The problem of sign restrictions is that it’s difficult to implement. RUBIO-RAM´ IREZ et al.(2010) gives an algorithm to get a set of \(\mathcal{B}\) matrix with sigh restrictions, which is based on the fact that matrix \(\mathcal{B}\) must satisfy

\[ \Sigma = \mathcal{B} \mathcal{B}' \]

which is a necessary condition for true \(\mathcal{B}\). Also, use Cholesky decomposition we can get

\[ \Sigma = P P' \]

where \(P\) is a lower triangular matrix. We can prove that \(\mathcal{B}\) must equal \(P\) multiplies some orthogonal matrix \(Q\), where \(Q Q' = \mathbb{I}\). That is

\[ \text{if} \quad \Sigma = PP', \text{then} \quad \Sigma=\mathcal{B} \mathcal{B}' \iff \mathcal{B} = PQ \]

Proof. \(\implies\): \(\mathcal{B} \mathcal{B}' = PP' \implies P^{-1}\mathcal{B} \mathcal{B}' P'^{-1}=\mathbb{I}\)

let \(P^{-1}\mathcal{B}=Q\), we know \(Q Q'= \mathbb{I}\), and \(\mathcal{B}=PQ\). Just note that \(P\) is triangular and thus invertible.

\(\impliedby\): \(B = PQ \implies \mathcal{B} \mathcal{B}' = PQ Q' P' = PP' = \mathbb{I}\) and we are done.

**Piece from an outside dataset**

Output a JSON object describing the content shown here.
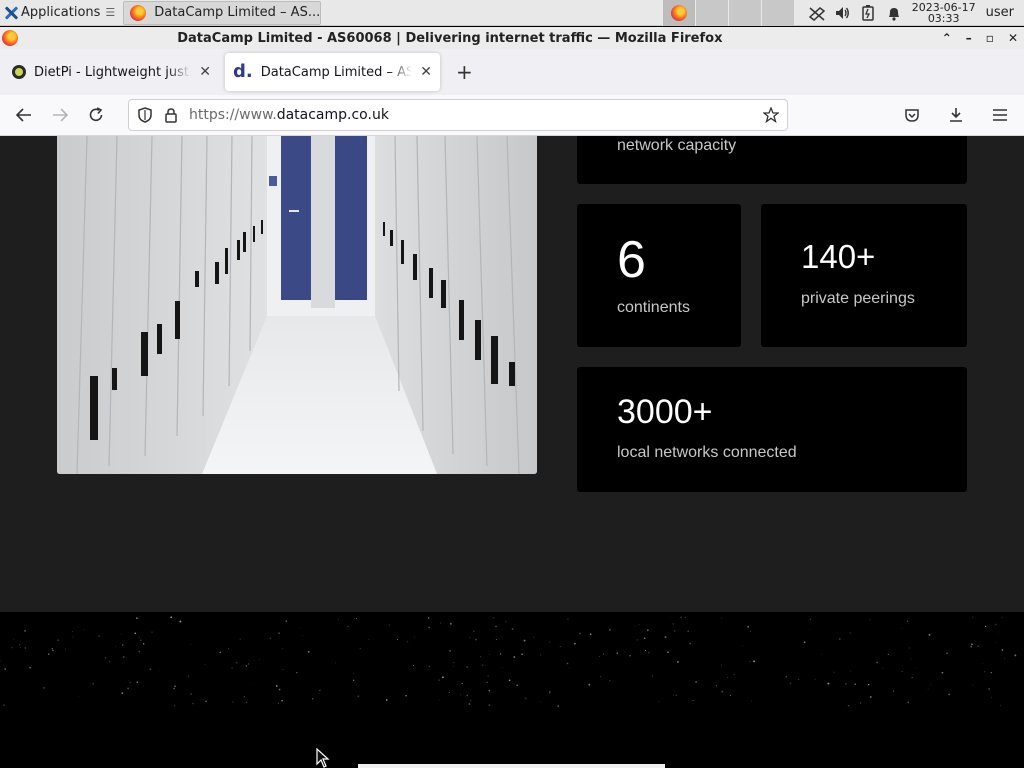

This result tells us if we find a set of appropriate orthogonal matrix \(Q\), then we can get a set of matrix \(\tilde{\mathcal{B}}\) which may contain the true \(\mathcal{B}\). Here is how the algorithm do:

  1. Draw \(\alpha\) and \(\Sigma\) from posterior distribution, do Cholesky decomposition on \(\Sigma\) to get \(P\)
  2. Generate an \(n \times n\) matrix \(X\) with all entries \(\sim \mathcal{N}(0,1)\) iid.
  3. Do QR decomposition on \(X\), get \(X=QR\), where \(Q\) is orthogonal and \(R\) is upper triangular.
  4. Get “one draw” of \(\tilde{\mathcal{B}}=PQ\)
  5. Check whether \(\tilde{\mathcal{B}}\) of IRF generated by it satisfies sign restriction, if yes, save this draw, if no, back to step 1.
  6. Repeat 1-5, until the number of saved draws equal the number of draws you desire.

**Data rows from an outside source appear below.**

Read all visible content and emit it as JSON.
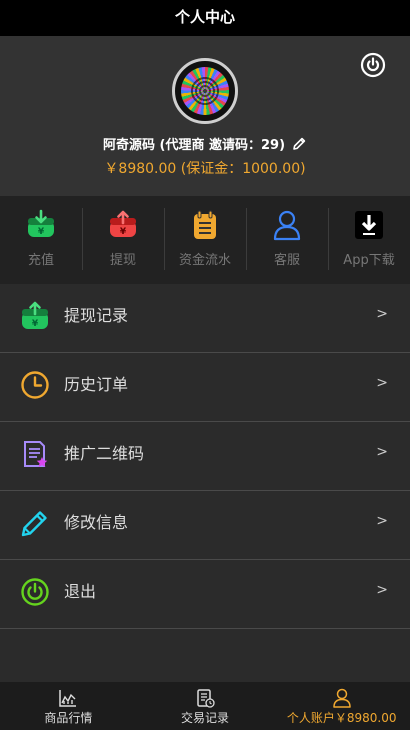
{
  "header": {
    "title": "个人中心"
  },
  "profile": {
    "name_line": "阿奇源码 (代理商 邀请码：29)",
    "balance_line": "￥8980.00 (保证金：1000.00)"
  },
  "quick_actions": [
    {
      "label": "充值",
      "icon": "deposit-icon",
      "color": "#22c55e"
    },
    {
      "label": "提现",
      "icon": "withdraw-icon",
      "color": "#ef4444"
    },
    {
      "label": "资金流水",
      "icon": "ledger-icon",
      "color": "#f0a830"
    },
    {
      "label": "客服",
      "icon": "user-icon",
      "color": "#3b82f6"
    },
    {
      "label": "App下载",
      "icon": "download-icon",
      "color": "#000000"
    }
  ],
  "menu": [
    {
      "label": "提现记录",
      "chevron": ">",
      "icon": "withdraw-record-icon"
    },
    {
      "label": "历史订单",
      "chevron": ">",
      "icon": "clock-icon"
    },
    {
      "label": "推广二维码",
      "chevron": ">",
      "icon": "document-star-icon"
    },
    {
      "label": "修改信息",
      "chevron": ">",
      "icon": "pencil-icon"
    },
    {
      "label": "退出",
      "chevron": ">",
      "icon": "power-icon"
    }
  ],
  "tabbar": [
    {
      "label": "商品行情",
      "icon": "chart-icon",
      "active": false
    },
    {
      "label": "交易记录",
      "icon": "receipt-icon",
      "active": false
    },
    {
      "label": "个人账户￥8980.00",
      "icon": "person-icon",
      "active": true
    }
  ],
  "colors": {
    "accent": "#f0a830",
    "bg": "#2b2b2b",
    "header": "#000000"
  }
}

There are two points well notable:

  • With sign restrictions we only yield set identify, that is, we don’t identify an exact \(\mathcal{B}\) matrix, instead we get a set of \(\mathcal{B}\) and thus a set of IRF. Then we plot the 5% and 95% quantiles of IRF and use the median or mean of IRF to mimic a point estimation.
  • About matrix \(Q\). If \(Q\) is generated from QR decomposition of a iid. normal matrix, then Q satisfies a Haar distribution, which means it’s probability measure may be “biased” when we compute IRF (containing power terms of \(Q\)). Hence, frequentists’ “random draw” methodology may not be valid during this process, we’d better turn to bayesian methods to utilize this “belief”.

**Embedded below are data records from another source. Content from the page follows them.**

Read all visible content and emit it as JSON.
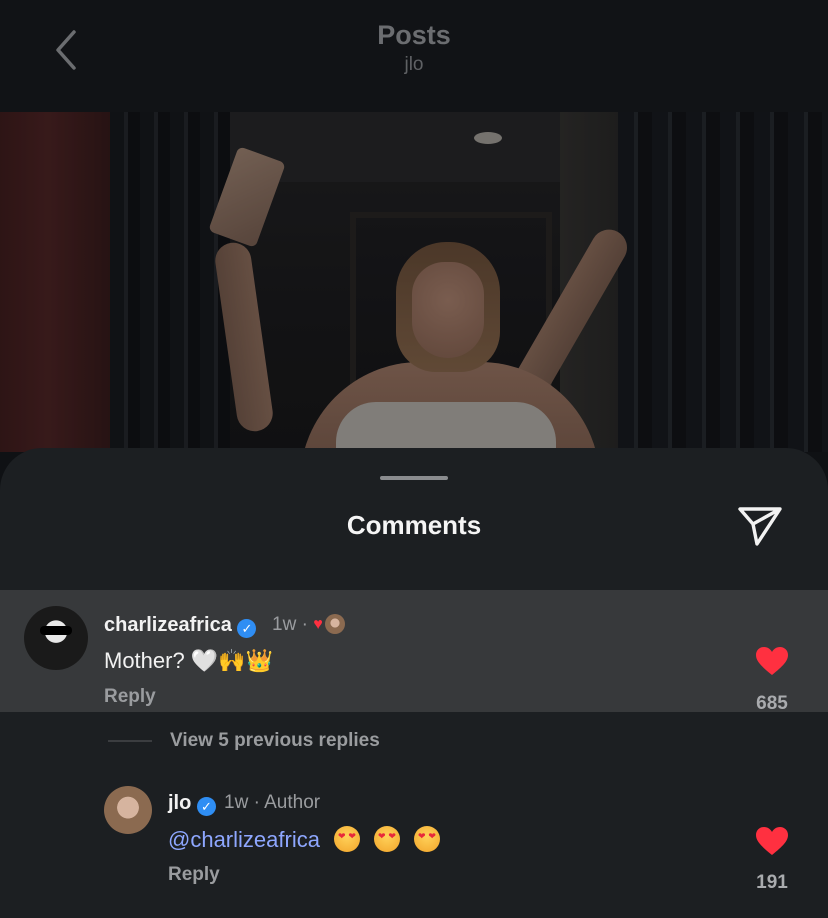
{
  "header": {
    "title": "Posts",
    "subtitle": "jlo"
  },
  "sheet": {
    "title": "Comments"
  },
  "comments": [
    {
      "username": "charlizeafrica",
      "time": "1w",
      "sep": "·",
      "text": "Mother? 🤍🙌👑",
      "reply_label": "Reply",
      "likes": "685"
    }
  ],
  "replies_toggle": {
    "label": "View 5 previous replies"
  },
  "reply": {
    "username": "jlo",
    "time": "1w",
    "author_tag": "· Author",
    "mention": "@charlizeafrica",
    "reply_label": "Reply",
    "likes": "191"
  },
  "colors": {
    "like": "#ff3040",
    "verified": "#2f8ef4",
    "mention": "#8ea7ff"
  }
}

Narrative Sign Restrictions

Antolín-Díaz and Rubio-Ramírez (2018) combines sigh restriction with historical facts. They impose restrictions not only on structural parameters and IRFs, but also on historical decomposition (HD), i.e. the cumulative effect of shock \(i\) on variable \(j\) during certain period. In their article they use two kind of such restrictions:

  • Type A: a given shock was the most important (least important) driver of the unexpected change in a variable during some periods. That is, the absolute value of the HD of this shock is the largest (smallest) during some periods.
  • Type B: a given shock was the overwhelming (negligible) driver of the unexpected change in a given variable during the period. That is, the absolute value of its HD is larger (smaller) than the sum of HDs of all other structural shocks

Note that to check narrative sign restrictions, we need HD and thus estimated structural shocks \(\xi_{t}\), which should be computed by \(\mathcal{B}(Y-\beta X)\) with a drawn \(\mathcal{B}\). This should not be difficult once the procedure of computing bayesian estimator, IRF and HD are well implemented.